Die Haare profitieren aber auch von einer Änderung alltäglicher Gewohnheiten. Der Aachener Friseurmeister Antonio Weinitschke rät, viel zu trinken. Die Begründung: Wird dem Körper zu wenig Flüssigkeit zugeführt, werden die Hautzellen und auch die Kopfhautzellen trocken. An die Haarwurzeln gelangt somit nicht genügend Feuchtigkeit.

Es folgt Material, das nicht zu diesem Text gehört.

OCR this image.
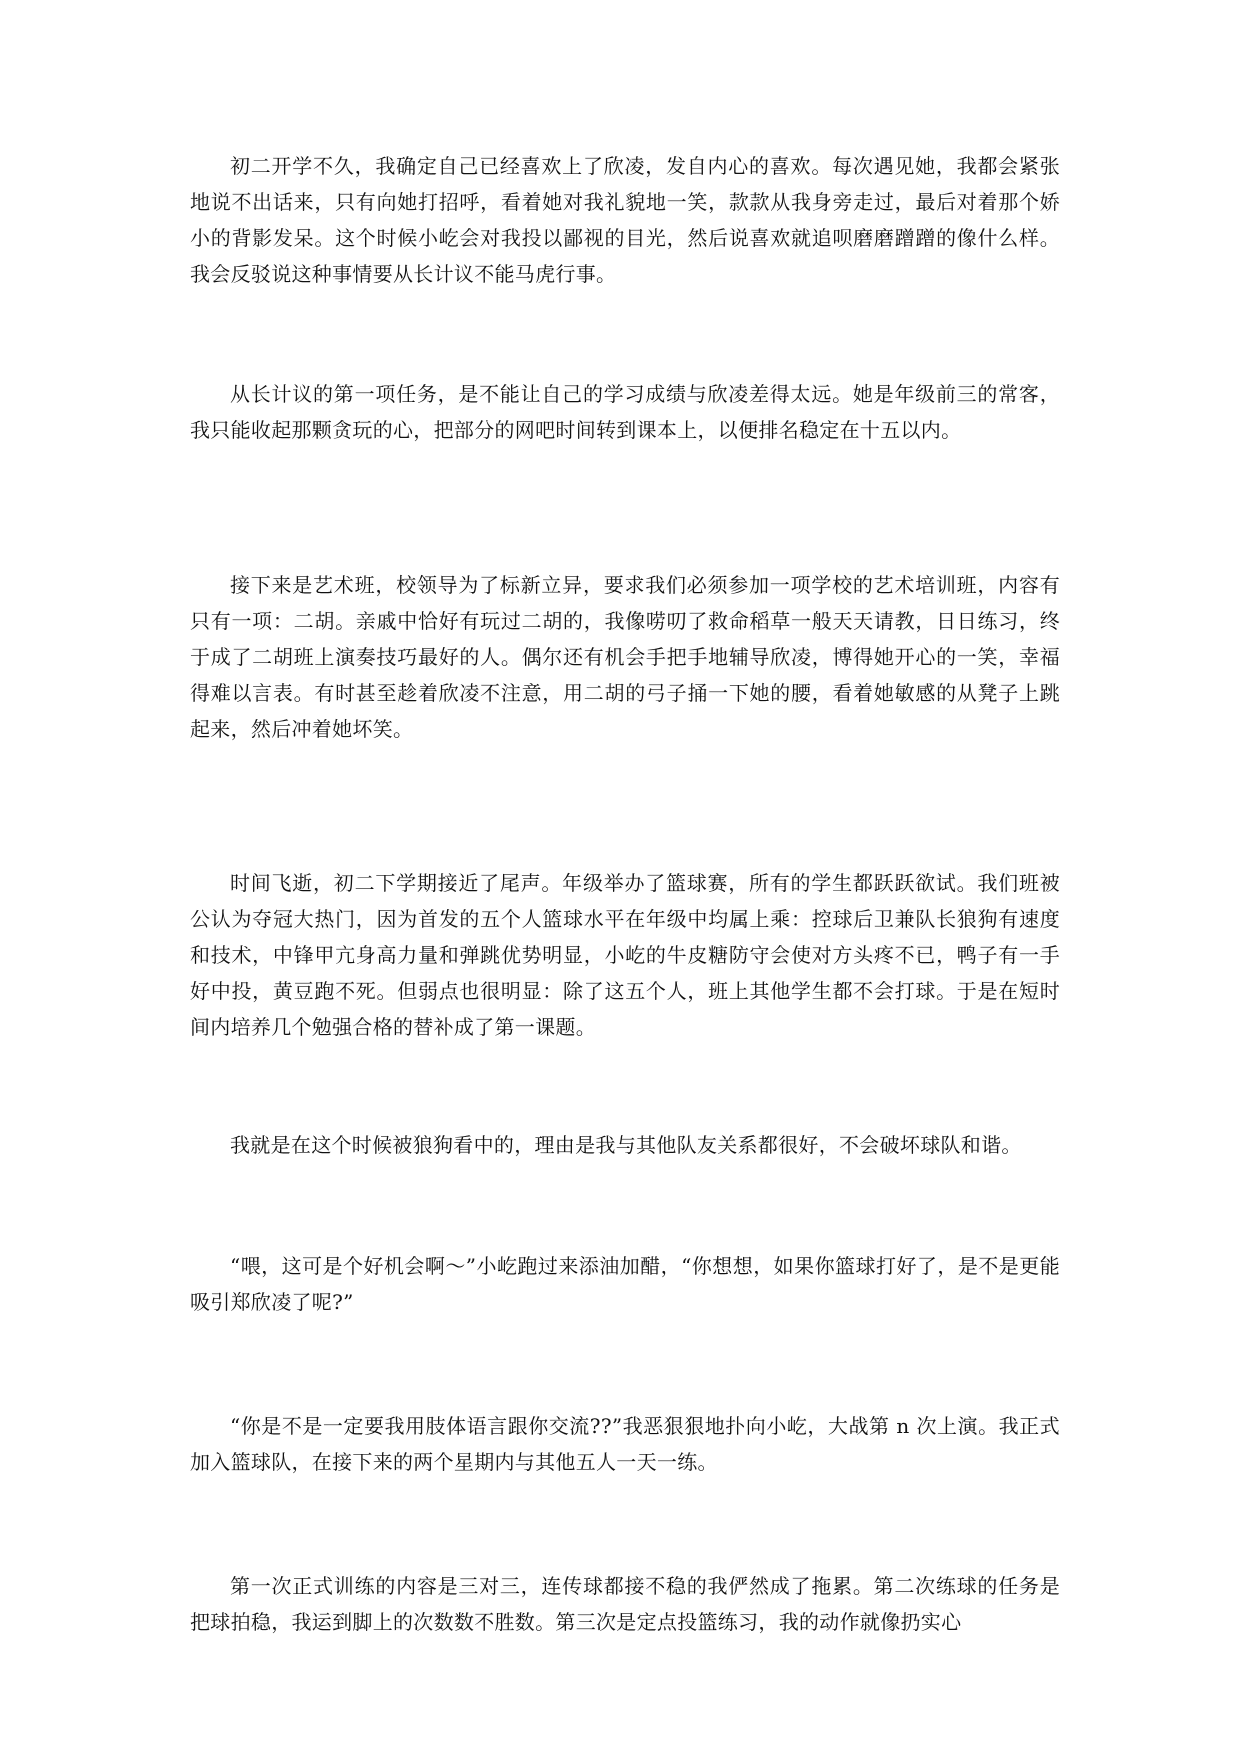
初二开学不久，我确定自己已经喜欢上了欣凌，发自内心的喜欢。每次遇见她，我都会紧张地说不出话来，只有向她打招呼，看着她对我礼貌地一笑，款款从我身旁走过，最后对着那个娇小的背影发呆。这个时候小屹会对我投以鄙视的目光，然后说喜欢就追呗磨磨蹭蹭的像什么样。我会反驳说这种事情要从长计议不能马虎行事。

从长计议的第一项任务，是不能让自己的学习成绩与欣凌差得太远。她是年级前三的常客，我只能收起那颗贪玩的心，把部分的网吧时间转到课本上，以便排名稳定在十五以内。

接下来是艺术班，校领导为了标新立异，要求我们必须参加一项学校的艺术培训班，内容有只有一项：二胡。亲戚中恰好有玩过二胡的，我像唠叨了救命稻草一般天天请教，日日练习，终于成了二胡班上演奏技巧最好的人。偶尔还有机会手把手地辅导欣凌，博得她开心的一笑，幸福得难以言表。有时甚至趁着欣凌不注意，用二胡的弓子捅一下她的腰，看着她敏感的从凳子上跳起来，然后冲着她坏笑。

时间飞逝，初二下学期接近了尾声。年级举办了篮球赛，所有的学生都跃跃欲试。我们班被公认为夺冠大热门，因为首发的五个人篮球水平在年级中均属上乘：控球后卫兼队长狼狗有速度和技术，中锋甲亢身高力量和弹跳优势明显，小屹的牛皮糖防守会使对方头疼不已，鸭子有一手好中投，黄豆跑不死。但弱点也很明显：除了这五个人，班上其他学生都不会打球。于是在短时间内培养几个勉强合格的替补成了第一课题。

我就是在这个时候被狼狗看中的，理由是我与其他队友关系都很好，不会破坏球队和谐。

“喂，这可是个好机会啊～”小屹跑过来添油加醋，“你想想，如果你篮球打好了，是不是更能吸引郑欣凌了呢?”

“你是不是一定要我用肢体语言跟你交流??”我恶狠狠地扑向小屹，大战第 n 次上演。我正式加入篮球队，在接下来的两个星期内与其他五人一天一练。

第一次正式训练的内容是三对三，连传球都接不稳的我俨然成了拖累。第二次练球的任务是把球拍稳，我运到脚上的次数数不胜数。第三次是定点投篮练习，我的动作就像扔实心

Dazu kommt, dass die Kopfhaut mit fortschreitendem Alter weniger Talg produziert - auch dadurch wird das Haar trockener. Umso mehr kommt es auf eine auf den Typ abgestimmte Pflege an. Weinitschke empfiehlt in der Regel ein mildes Shampoo. Die Haare mit möglichst kühlem Wasser ausspülen. Anschließend können Spülungen oder Kurpackungen sprödem oder trockenem Haar mehr Feuchtigkeit und Spannkraft geben.

Achtung: Feines Haar nicht zu reichhaltig pflegen. »Mitunter sieht das Haar fluffiger aus, wenn man es öfter mit weniger gehaltvolle  Shampoo für feines Haar wäscht«, sagt Dermatologe Finner. Eine Dauerwelle kann der Frisur zusätzliche Fülle geben. Wichtig ist, dass sie fachgerecht und auf den Haartyp abgestimmt erfolgt.

Achtung heißer Föhn

Haarspray, das oft für zusätzlichen Glanz sorgt, schadet dem Haar auch im Alter nicht. Aggressives Durchbürsten hingegen ist ebenso zu vermeiden wie zu heißes Föhnen und Toupieren. Das kann zu weiteren Schädigungen des Haares führen. Das Färben der Haare wiederum ist im Alter weiterhin problemlos möglich. Die neue Haarfarbe sorgt oft für mehr Glanz in den Haaren und schützt sie vor UV-Strahlung.

Hormonelle Veränderungen in der Menopause können sich ebenfalls ungünstig auf die Haarpracht auswirken. »Eine Hormonersatztherapie mit Östrogenen nur wegen der Haare ist aber nicht generell zu empfehlen«, sagt Hautarzt Finner. Auch pflanzliche Phytoöstrogene bringen nicht unbedingt den gewünschten Erfolg. Laut dem Mediziner ist bisher wissenschaftlich nicht eindeutig bewiesen, dass Phytoöstrogene tatsächlich positiv auf die Haare wirken.

Haarwuchs anregen

Was ebenfalls vielen älteren Frauen zu schaffen macht, ist Haarausfall. Dieser könne eine Nebenwirkung von bestimmten Arzneimitteln sein, sagt Friseurmeister Weinitschke, Art-Director des Zentralverbandes des Deutschen Friseurhandwerks. Auch bestimmte Hauterkrankungen oder Entzündungen gehen mitunter mit Haarausfall einher.

»Oft können auf die Kopfhaut aufgetragene medizinische Tinkturen den Haarwuchs zusätzlich anregen«, sagt Hautarzt und Haarmedizinexperte Finner. Manchmal zeigen sich auf dem Kopf aber dauerhaft viele lichte Stellen. Betroffene können sich in einer Haarsprechstunde darüber informieren, welche Lösungen sich dann anbieten - etwa eine Verdichtung mit Streuhaar oder eine Eigenhaarverpflanzung.